17th anniversary

17 years ago today, age 24, I landed in Barajas a size 10 with 18% body fat and in good enough shape to go up 20 flights of stairs without having to pause or alter my breathing.  I had to endure a long hard fight until I was able to stay in my home city permanently, but it was a fantastic feeling to finally be home.  I had wanted to make it before I turned 25 and I did.  Shame I didn’t know what would come next.

Looking forward to life in a place where the sun shone through the leaves of acacias onto cobblestone walks between fountains, where the food was brilliant even when it wasn’t very good, where people talked about all manner of things without embarrassment, where people were valued for who they were rather than what they owned and the belief in a right to a minimum wellbeing existed.  I saw things through a rosy veil that persisted through hunger, despite humiliation, derision, marginalisation and envy.

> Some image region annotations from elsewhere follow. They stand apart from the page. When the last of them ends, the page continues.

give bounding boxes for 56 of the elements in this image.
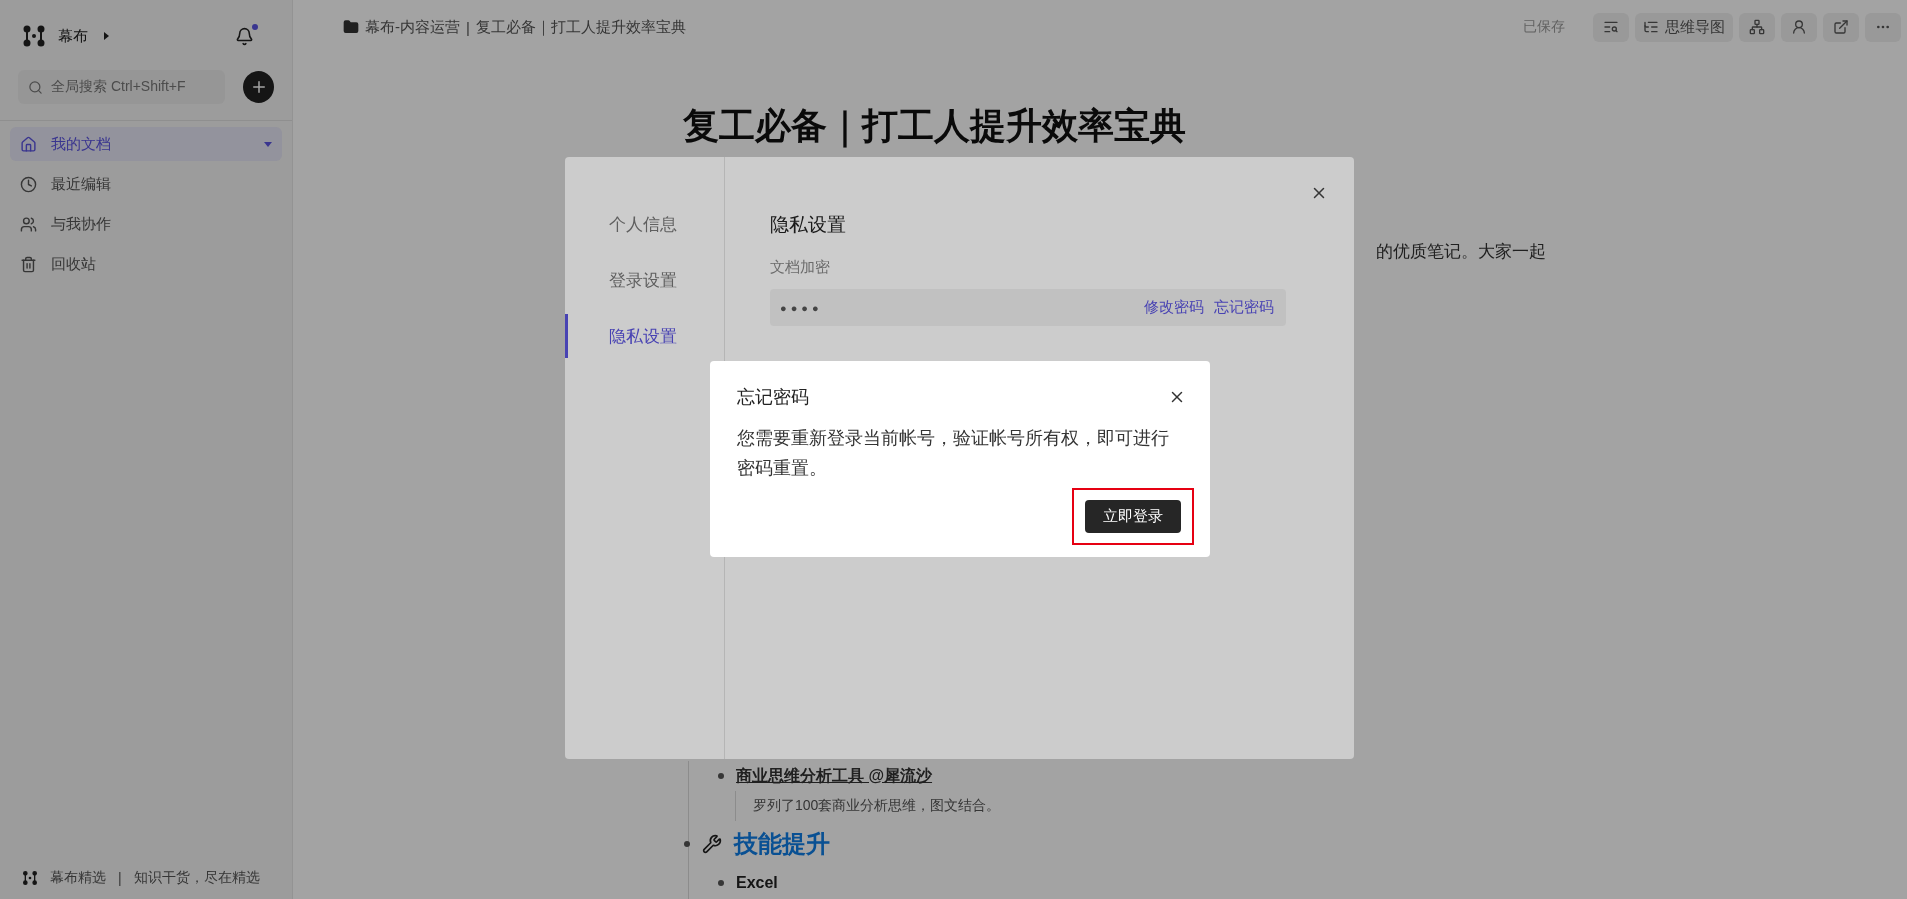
folder-icon [343, 19, 359, 35]
logo-icon [22, 24, 46, 48]
nav-icon [20, 215, 37, 233]
caret-icon [104, 32, 109, 40]
footer-slogan: 知识干货，尽在精选 [133, 869, 260, 887]
nav-icon [20, 255, 37, 273]
user-icon [1791, 19, 1807, 35]
breadcrumb-separator: | [466, 18, 470, 36]
search-field[interactable]: 全局搜索 Ctrl+Shift+F [18, 70, 225, 104]
settings-tab[interactable]: 隐私设置 [565, 314, 724, 358]
settings-tab[interactable]: 登录设置 [565, 258, 724, 302]
nav-icon [20, 135, 37, 153]
caret-icon [264, 141, 272, 147]
sidebar-item[interactable]: 回收站 [10, 247, 282, 281]
separator: | [118, 870, 122, 886]
brand-name[interactable]: 幕布 [58, 26, 88, 46]
save-status: 已保存 [1523, 18, 1565, 36]
outline-link[interactable]: 商业思维分析工具 @犀流沙 [736, 765, 933, 787]
network-icon [1749, 19, 1765, 35]
outline-item: Excel [736, 874, 778, 892]
bullet-icon [718, 880, 724, 886]
login-button[interactable]: 立即登录 [1085, 500, 1181, 533]
bullet-icon [718, 773, 724, 779]
dialog-message: 您需要重新登录当前帐号，验证帐号所有权，即可进行密码重置。 [737, 427, 1170, 480]
share-icon [1833, 19, 1849, 35]
breadcrumb-item[interactable]: 复工必备｜打工人提升效率宝典 [475, 17, 686, 37]
notification-icon[interactable] [235, 26, 254, 46]
network-button[interactable] [1739, 12, 1775, 42]
add-button[interactable] [243, 71, 274, 103]
search-outline-button[interactable] [1593, 12, 1629, 42]
search-list-icon [1603, 19, 1619, 35]
footer-brand[interactable]: 幕布精选 [50, 869, 106, 887]
sidebar-item[interactable]: 与我协作 [10, 207, 282, 241]
breadcrumb-item[interactable]: 幕布-内容运营 [365, 17, 460, 37]
bullet-icon [684, 841, 690, 847]
logo-icon [22, 870, 38, 886]
dialog-title: 忘记密码 [737, 386, 809, 409]
sidebar-item[interactable]: 最近编辑 [10, 167, 282, 201]
paragraph: 的优质笔记。大家一起 [1376, 241, 1547, 263]
collaborate-button[interactable] [1781, 12, 1817, 42]
nav-icon [20, 175, 37, 193]
document-title: 复工必备｜打工人提升效率宝典 [683, 104, 1186, 148]
section-heading: 隐私设置 [770, 213, 847, 237]
sidebar-item[interactable]: 我的文档 [10, 127, 282, 161]
share-button[interactable] [1823, 12, 1859, 42]
outline-heading: 技能提升 [734, 829, 830, 859]
item-note: 罗列了100套商业分析思维，图文结合。 [735, 791, 1907, 821]
mindmap-button[interactable]: 思维导图 [1635, 12, 1733, 42]
list-tree-icon [1643, 19, 1659, 35]
field-label: 文档加密 [770, 258, 831, 277]
settings-tab[interactable]: 个人信息 [565, 202, 724, 246]
password-link[interactable]: 修改密码 [1144, 298, 1204, 317]
password-field[interactable]: ●●●● 修改密码 忘记密码 [770, 289, 1286, 326]
wrench-icon [702, 834, 722, 854]
password-link[interactable]: 忘记密码 [1214, 298, 1274, 317]
search-icon [28, 79, 43, 95]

Since then I’ve had a long list of jobs I hated with passion, a couple that were fun but didn’t pay enough to get by, and periods of unemployment that forced me to leave my precious Madrid for 4,5 years to the day.  While exiled in the UK I worked so hard, so many hours, for so long, that today I don’t recognise myself and some days I can barely walk to the corner without nearly passing out from lack of breath.  I was genuinely very lucky to get a job that allowed me to come back home, but as they say you can never go home.

Our society has evolved: to the point now the haves pretend the have-nots don’t have any right to have, where arguments have become so polarised that we might as well have gone back in time a century as moved forward at all, where social support is being eroded in an overt attempt to protect the wealth of a removed group of individuals, and people live in tents in the parks waiting for the masses of drunks to meander home so they can manage to sleep.

Apparently the only thing that keeps our society together anymore is sport, given the vast majority of citizens feel wholly disenfranchised.  Of course, they don’t seem to take an interest in events until it’s too late and they certainly aren’t voting – so not sure how they don’t curl up in shame rather than complain…

Me, I’m lucky.  I strolled with the dog, had lunch by the lake, watched tv and did the laundry.  Who knows what may happen next but as anniversaries go this was certainly not the worst.